Doña Ramona was a rich widow without any children. She only had two legally adopted children Bert and Linda and another ampon Cristina who claimed that she was also in fact adopted and had lived with her since birth. She also had a niece by the name of Margarita who used to help her in the collection of rentals in the various commercial buildings she owned.
When Doña Ramona died on Jan. 16, 1990, Margarita disclosed for the first time the existence of a Holographic Will allegedly dated and signed by Doña Ramona after every paragraph containing the disposition of her properties. Margarita said that she got the said Will from the aparador of her mother (sister of Doña Ramona) way back in 1985 when the latter died.
In said Will Doña Ramona left the main bulk of her properties in favor of Cristina and two other devisees; Arlene and Gigi, who were not her relatives. When Cristina, Arlene and Gigi asked the Court for the probate of Doña Ramona's Holographic Will, Bert and Linda, her legally adopted children contested its genuineness. They contended that the repeated dates and signatures incorporated or appearing on the Will after every disposition is out of the ordinary. And assuming that the Will is in the handwriting of Doña Ramona, it was procured by undue and improper pressure and influence in the part of Cristina, Arlene and Gigi, the beneficiaries.
At the probate of the Will, Cristina et. al. presented six witnesses and various documentary evidence. However, only two witnesses, Cristina and Margarita, testified on the authenticity of the Holographic Will and the handwriting and signature of Doña Ramona. So Bert and Linda asked the Court to deny probate of the Will because Cristina et. al. failed to comply with the law requiring three witnesses for the probate of a contested Holographic Will. While the lower court sustained them and dismissed the petition for probate, the Court of Appeals reversed the lower court and declared that the presentation of three witnesses under Art. 811 is not compulsory. Was the Court of Appeals correct?
No. The provision of Art. 811 requiring three witnesses for the probate of a contested Holographic Will is contested is mandatory. The word "shall" connotes a mandatory order. "Shall" in a statute commonly denotes an imperative obligation and is inconsistent with the idea of discretion.
Laws are enacted to achieve a goal intended and to guard against or prevent an evil or mischief.
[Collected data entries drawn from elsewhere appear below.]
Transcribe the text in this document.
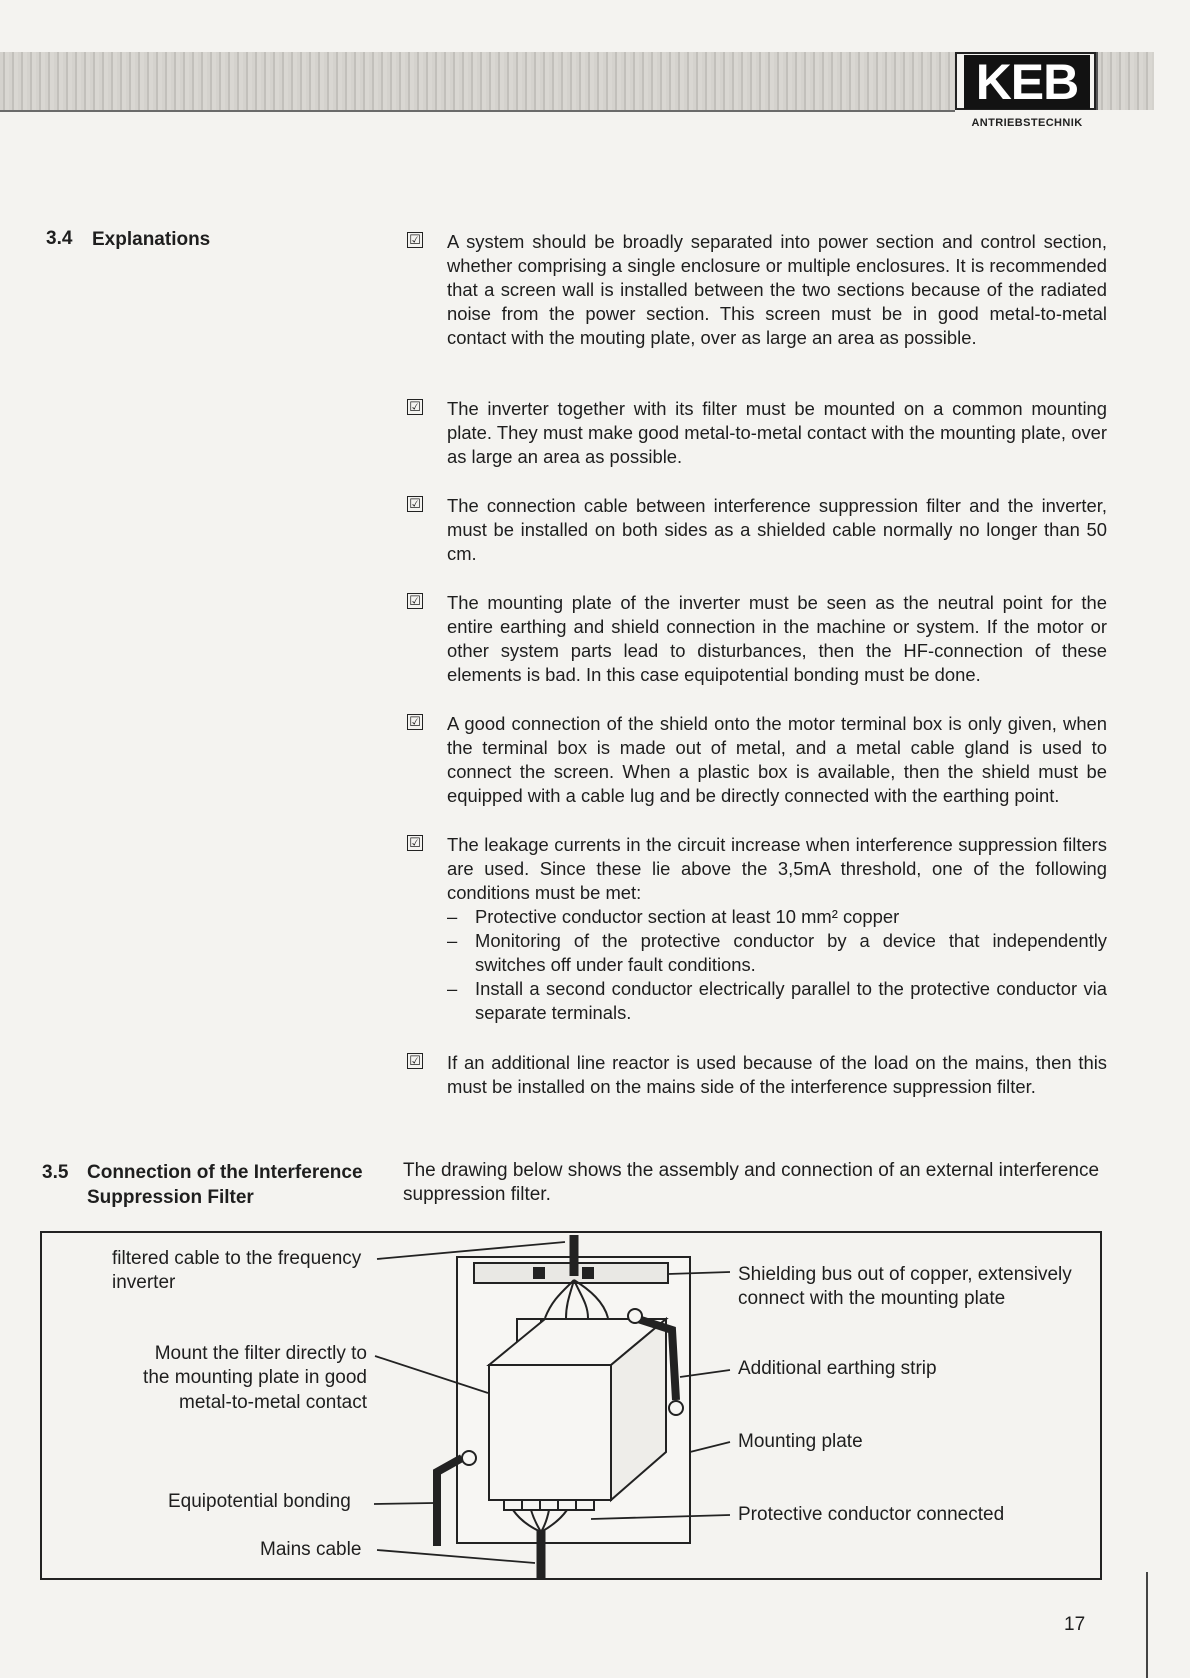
KEB
ANTRIEBSTECHNIK
3.4 Explanations	☑ A system should be broadly separated into power section and control section, whether comprising a single enclosure or multiple enclosures. It is recommended that a screen wall is installed between the two sections because of the radiated noise from the power section. This screen must be in good metal-to-metal contact with the mouting plate, over as large an area as possible.
☑ The inverter together with its filter must be mounted on a common mounting plate. They must make good metal-to-metal contact with the mounting plate, over as large an area as possible.
☑ The connection cable between interference suppression filter and the inverter, must be installed on both sides as a shielded cable normally no longer than 50 cm.
☑ The mounting plate of the inverter must be seen as the neutral point for the entire earthing and shield connection in the machine or system. If the motor or other system parts lead to disturbances, then the HF-connection of these elements is bad. In this case equipotential bonding must be done.
☑ A good connection of the shield onto the motor terminal box is only given, when the terminal box is made out of metal, and a metal cable gland is used to connect the screen. When a plastic box is available, then the shield must be equipped with a cable lug and be directly connected with the earthing point.
☑ The leakage currents in the circuit increase when interference suppression filters are used. Since these lie above the 3,5mA threshold, one of the following conditions must be met:
– Protective conductor section at least 10 mm² copper
– Monitoring of the protective conductor by a device that independently switches off under fault conditions.
– Install a second conductor electrically parallel to the protective conductor via separate terminals.
☑ If an additional line reactor is used because of the load on the mains, then this must be installed on the mains side of the interference suppression filter.
3.5 Connection of the Interference
Suppression Filter
The drawing below shows the assembly and connection of an external interference suppression filter.
filtered cable to the frequency
inverter
Mount the filter directly to
the mounting plate in good
metal-to-metal contact
Equipotential bonding
Mains cable
Shielding bus out of copper, extensively
connect with the mounting plate
Additional earthing strip
Mounting plate
Protective conductor connected
17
In the case at bar, the goal to achieve is to give effect to the wishes of the deceased and the evil to be prevented in the possibility that unscrupulous individuals will employ means to defeat the wishes of the testator for their benefit.
The possibility of a false document being adjudged as the Will of the testator cannot be eliminated which is why if the Holographic Will is contested, the law requires three witnesses to declare that the Will is in the handwriting of the deceased (Codoy and Ramonal vs. Calugay et. al. G.R. 123486 Aug. 12, 1999).
What is confusing about this decision is that the Supreme Court did not deny probate of the Holographic Will, but remanded the case to the lower court to allow Bert and Linda to adduce evidence in support of their opposition to the probate of said Will.